Insurers often lack early indicators of health deterioration, resulting in reactive care, rising chronic conditions, and costly hospitalizations. Traditional underwriting and care management rely on static declarations and annual health checks, missing dynamic lifestyle or clinical trends. The Predictive Health Scorer bridges this gap by continuously evaluating customer health risk using real-time signals—helping insurers drive early interventions, hyper-personalized care, and proactive risk management.
This agent continuously aggregates multi-source data like wearable metrics, claims history, diagnostic reports, and lifestyle inputs. It applies machine learning models and medical rules to calculate a dynamic health score for each customer, which updates with every new data point. It maps historical baselines and detects abnormal deviations in vitals or habits (e.g., sleep drop, activity reduction, irregular glucose patterns). It segments users by risk levels—low, moderate, or high—and flags potential onset of chronic diseases like diabetes or hypertension. The system also triggers nudges, care pathways, or alerts to health coaches based on thresholds breached.
Detects early health risk patterns with 85–90% accuracy.
Increases preventive care engagement by 2.5x.
Lowers hospitalization probability by 30–40% through early alerts.
Helps underwriters and wellness teams adjust plans in near real-time.
Enhances customer lifetime value through healthier outcomes.
Enables dynamic risk pricing and personalized product offerings.
The Predictive Health Scorer continuously monitors customer health patterns and dynamically assigns risk scores. It integrates clinical data with lifestyle behavior, ensuring real-time visibility into health trends. By enabling early interventions, it supports cost control, customer engagement, and adaptive underwriting.
Real-Time Health Score Engine: Calculates dynamic risk scores based on behavior, vitals, and claims.
Multi-Source Data Fusion: Combines wearables, EHR, self-reported data, and pharmacy records.
Trend Deviation Detection: Identifies abnormal dips or spikes in sleep, activity, vitals, or glucose levels.
Risk Stratification: Classifies individuals into low, medium, or high health risk segments.
Chronic Condition Prediction: Flags early indicators for diabetes, CVD, hypertension, etc.
Personalized Health Nudges: Sends contextual lifestyle suggestions via SMS, email, or app.

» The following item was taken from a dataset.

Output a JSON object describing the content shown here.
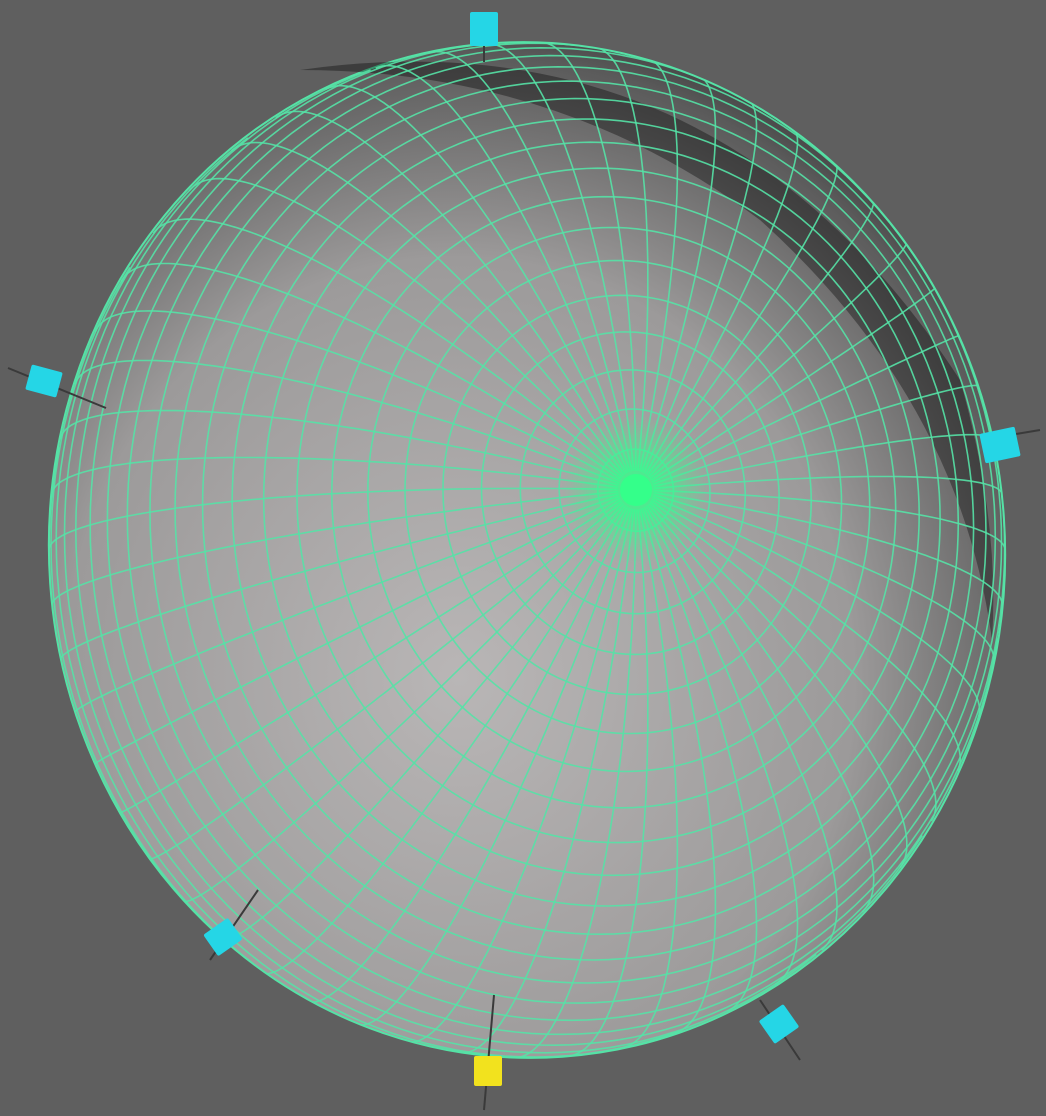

Care Pathway Recommendations: Triggers alerts for teleconsultation or diagnostics based on score.
Underwriting Risk Adjustment: Feeds updated scores to dynamic pricing or policy adjustment modules.

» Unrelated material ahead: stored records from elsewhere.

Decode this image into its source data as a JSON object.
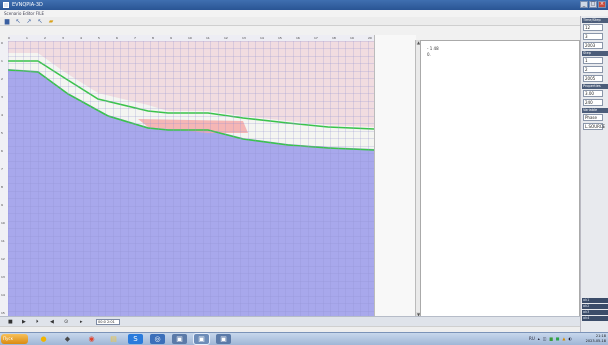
{
  "window": {
    "title": "EVNQPIA-3D",
    "menu": "Scenario Editor FILE"
  },
  "toolbar": [
    {
      "name": "tool-save-icon",
      "glyph": "▆"
    },
    {
      "name": "tool-pointer-icon",
      "glyph": "↖"
    },
    {
      "name": "tool-select-icon",
      "glyph": "↗"
    },
    {
      "name": "tool-arrow-icon",
      "glyph": "↖"
    },
    {
      "name": "tool-folder-icon",
      "glyph": "▰"
    }
  ],
  "ruler_x": [
    "0",
    "1",
    "2",
    "3",
    "4",
    "5",
    "6",
    "7",
    "8",
    "9",
    "10",
    "11",
    "12",
    "13",
    "14",
    "15",
    "16",
    "17",
    "18",
    "19",
    "20"
  ],
  "ruler_y": [
    "0",
    "1",
    "2",
    "3",
    "4",
    "5",
    "6",
    "7",
    "8",
    "9",
    "10",
    "11",
    "12",
    "13",
    "14",
    "15"
  ],
  "info": {
    "line1": "- 1 48",
    "line2": "0."
  },
  "side_panel": [
    {
      "header": "Time/Step",
      "value": "12"
    },
    {
      "header": "",
      "value": "3"
    },
    {
      "header": "",
      "value": "2003"
    },
    {
      "header": "Step",
      "value": "1"
    },
    {
      "header": "",
      "value": "2"
    },
    {
      "header": "",
      "value": "2005"
    },
    {
      "header": "Properties",
      "value": "3.00"
    },
    {
      "header": "",
      "value": "240"
    },
    {
      "header": "Variable",
      "value": "Phase"
    },
    {
      "header": "",
      "value": "L.SOURCE"
    }
  ],
  "side_bottom": [
    "ok1",
    "ok2",
    "ok3",
    "ok4"
  ],
  "playback": {
    "time": "00:0 2:01"
  },
  "taskbar": {
    "start": "Пуск",
    "tray_lang": "RU",
    "clock_time": "21:18",
    "clock_date": "2023-05-18"
  },
  "colors": {
    "sky": "#f1dce0",
    "grid": "#9c9cd8",
    "water": "#a8a8ec",
    "sand": "#f4f5f1",
    "green": "#39c44a",
    "pink": "#f5aaaa"
  }
}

Consent-Driven Data Sharing: Allows users to opt-in/out for personalized insights.
The agent follows a rule-plus-AI decision sequence, blending predictive analytics with health rule frameworks. It ensures every score reflects recent behavior, evolving health patterns, and policy impact.

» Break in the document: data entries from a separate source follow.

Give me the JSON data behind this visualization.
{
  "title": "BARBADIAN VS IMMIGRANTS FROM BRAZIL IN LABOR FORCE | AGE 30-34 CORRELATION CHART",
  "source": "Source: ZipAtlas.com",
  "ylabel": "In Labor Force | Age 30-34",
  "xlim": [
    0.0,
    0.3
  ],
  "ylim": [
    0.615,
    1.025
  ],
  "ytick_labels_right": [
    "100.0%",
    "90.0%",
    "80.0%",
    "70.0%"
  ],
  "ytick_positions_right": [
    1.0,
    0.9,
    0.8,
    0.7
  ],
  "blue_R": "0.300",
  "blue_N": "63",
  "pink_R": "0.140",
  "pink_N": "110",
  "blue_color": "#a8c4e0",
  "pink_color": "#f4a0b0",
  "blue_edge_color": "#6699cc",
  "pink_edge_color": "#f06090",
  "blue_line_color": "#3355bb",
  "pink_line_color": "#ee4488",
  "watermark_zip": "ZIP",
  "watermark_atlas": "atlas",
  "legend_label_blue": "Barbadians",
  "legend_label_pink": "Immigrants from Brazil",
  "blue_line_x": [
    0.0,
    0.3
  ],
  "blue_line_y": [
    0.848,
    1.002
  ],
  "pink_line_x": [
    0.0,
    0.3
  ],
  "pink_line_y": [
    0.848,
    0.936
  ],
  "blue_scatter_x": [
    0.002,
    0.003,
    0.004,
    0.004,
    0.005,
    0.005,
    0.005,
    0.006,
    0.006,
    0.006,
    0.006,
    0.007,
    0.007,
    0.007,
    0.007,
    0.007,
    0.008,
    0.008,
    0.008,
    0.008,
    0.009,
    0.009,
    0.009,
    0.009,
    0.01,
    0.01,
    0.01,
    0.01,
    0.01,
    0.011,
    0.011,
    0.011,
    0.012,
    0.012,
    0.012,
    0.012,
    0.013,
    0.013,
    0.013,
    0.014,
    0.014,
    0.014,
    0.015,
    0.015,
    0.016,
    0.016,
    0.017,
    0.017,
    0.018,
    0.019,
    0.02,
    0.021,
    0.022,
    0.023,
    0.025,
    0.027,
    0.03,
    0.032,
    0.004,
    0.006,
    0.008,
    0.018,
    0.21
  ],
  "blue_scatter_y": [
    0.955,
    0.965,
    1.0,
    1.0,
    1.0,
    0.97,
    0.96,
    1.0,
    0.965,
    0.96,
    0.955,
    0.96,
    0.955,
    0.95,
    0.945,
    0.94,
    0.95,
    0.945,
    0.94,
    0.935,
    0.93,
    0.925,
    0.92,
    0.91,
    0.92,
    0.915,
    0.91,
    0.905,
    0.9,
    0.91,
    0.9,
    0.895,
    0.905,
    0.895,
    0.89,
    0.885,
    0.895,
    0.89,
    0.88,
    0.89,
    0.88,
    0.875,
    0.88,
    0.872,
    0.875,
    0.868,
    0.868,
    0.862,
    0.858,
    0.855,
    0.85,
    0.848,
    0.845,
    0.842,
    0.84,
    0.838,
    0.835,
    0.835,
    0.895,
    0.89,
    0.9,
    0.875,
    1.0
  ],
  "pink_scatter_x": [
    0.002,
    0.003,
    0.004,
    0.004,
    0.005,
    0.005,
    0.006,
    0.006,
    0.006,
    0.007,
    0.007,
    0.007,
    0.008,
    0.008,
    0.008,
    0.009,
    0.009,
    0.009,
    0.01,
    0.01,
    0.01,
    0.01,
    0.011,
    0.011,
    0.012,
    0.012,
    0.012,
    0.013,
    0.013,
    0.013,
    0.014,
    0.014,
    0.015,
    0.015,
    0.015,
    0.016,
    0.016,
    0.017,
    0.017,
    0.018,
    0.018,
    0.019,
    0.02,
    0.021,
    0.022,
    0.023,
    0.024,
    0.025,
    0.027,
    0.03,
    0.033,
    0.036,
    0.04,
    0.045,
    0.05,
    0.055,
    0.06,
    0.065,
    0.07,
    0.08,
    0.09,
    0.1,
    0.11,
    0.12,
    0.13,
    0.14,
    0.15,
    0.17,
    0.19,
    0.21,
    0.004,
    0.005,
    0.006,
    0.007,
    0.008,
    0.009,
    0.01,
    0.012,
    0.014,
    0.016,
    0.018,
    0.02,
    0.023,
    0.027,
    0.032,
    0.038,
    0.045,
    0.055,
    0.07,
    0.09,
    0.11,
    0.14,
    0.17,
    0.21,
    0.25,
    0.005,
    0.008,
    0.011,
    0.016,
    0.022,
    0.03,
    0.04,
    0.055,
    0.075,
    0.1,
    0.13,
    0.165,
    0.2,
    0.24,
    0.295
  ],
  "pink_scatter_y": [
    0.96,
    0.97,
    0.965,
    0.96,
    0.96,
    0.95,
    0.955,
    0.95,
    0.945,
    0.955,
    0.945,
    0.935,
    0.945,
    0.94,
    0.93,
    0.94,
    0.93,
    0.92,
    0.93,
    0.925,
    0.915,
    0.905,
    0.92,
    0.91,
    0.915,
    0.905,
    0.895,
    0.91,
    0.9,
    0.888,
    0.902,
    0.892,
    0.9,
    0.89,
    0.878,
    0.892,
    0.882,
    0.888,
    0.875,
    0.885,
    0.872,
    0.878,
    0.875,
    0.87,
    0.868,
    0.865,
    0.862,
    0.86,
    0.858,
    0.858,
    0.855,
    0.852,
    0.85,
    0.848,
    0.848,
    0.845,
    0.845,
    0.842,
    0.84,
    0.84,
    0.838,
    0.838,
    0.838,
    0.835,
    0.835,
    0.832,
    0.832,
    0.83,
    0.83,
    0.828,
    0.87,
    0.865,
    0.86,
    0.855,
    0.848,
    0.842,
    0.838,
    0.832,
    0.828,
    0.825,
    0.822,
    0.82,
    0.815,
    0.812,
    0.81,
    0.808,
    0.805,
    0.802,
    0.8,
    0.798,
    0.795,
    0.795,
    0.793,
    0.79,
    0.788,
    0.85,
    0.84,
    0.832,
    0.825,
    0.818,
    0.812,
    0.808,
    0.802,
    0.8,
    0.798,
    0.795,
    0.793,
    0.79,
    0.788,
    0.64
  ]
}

Health Data Availability Check: → If insufficient data, request wearables or self-report input.
Baseline Health Score Establishment: → Uses initial check-up or claims to set a personal benchmark.
Ongoing Data Sync: → Continuously ingests wearable, EHR, and lifestyle data.
Anomaly Detection: → Flags vitals or behavioral deviations beyond safe thresholds.
Condition Prediction Modeling: → Applies AI models to forecast onset of high-risk conditions.
Risk Scoring: → Updates individual score daily or weekly depending on data flow.
Risk Tier Classification: → Categorizes into green (low), yellow (moderate), red (high) segments.
Intervention Trigger: → Initiates care guidance, alerts, or case manager assignment as per tier.
Data Sharing & Consent Check: → Validates permissions before integrating score with other systems.
Feedback Loop: → Captures intervention results to improve model accuracy and outcomes.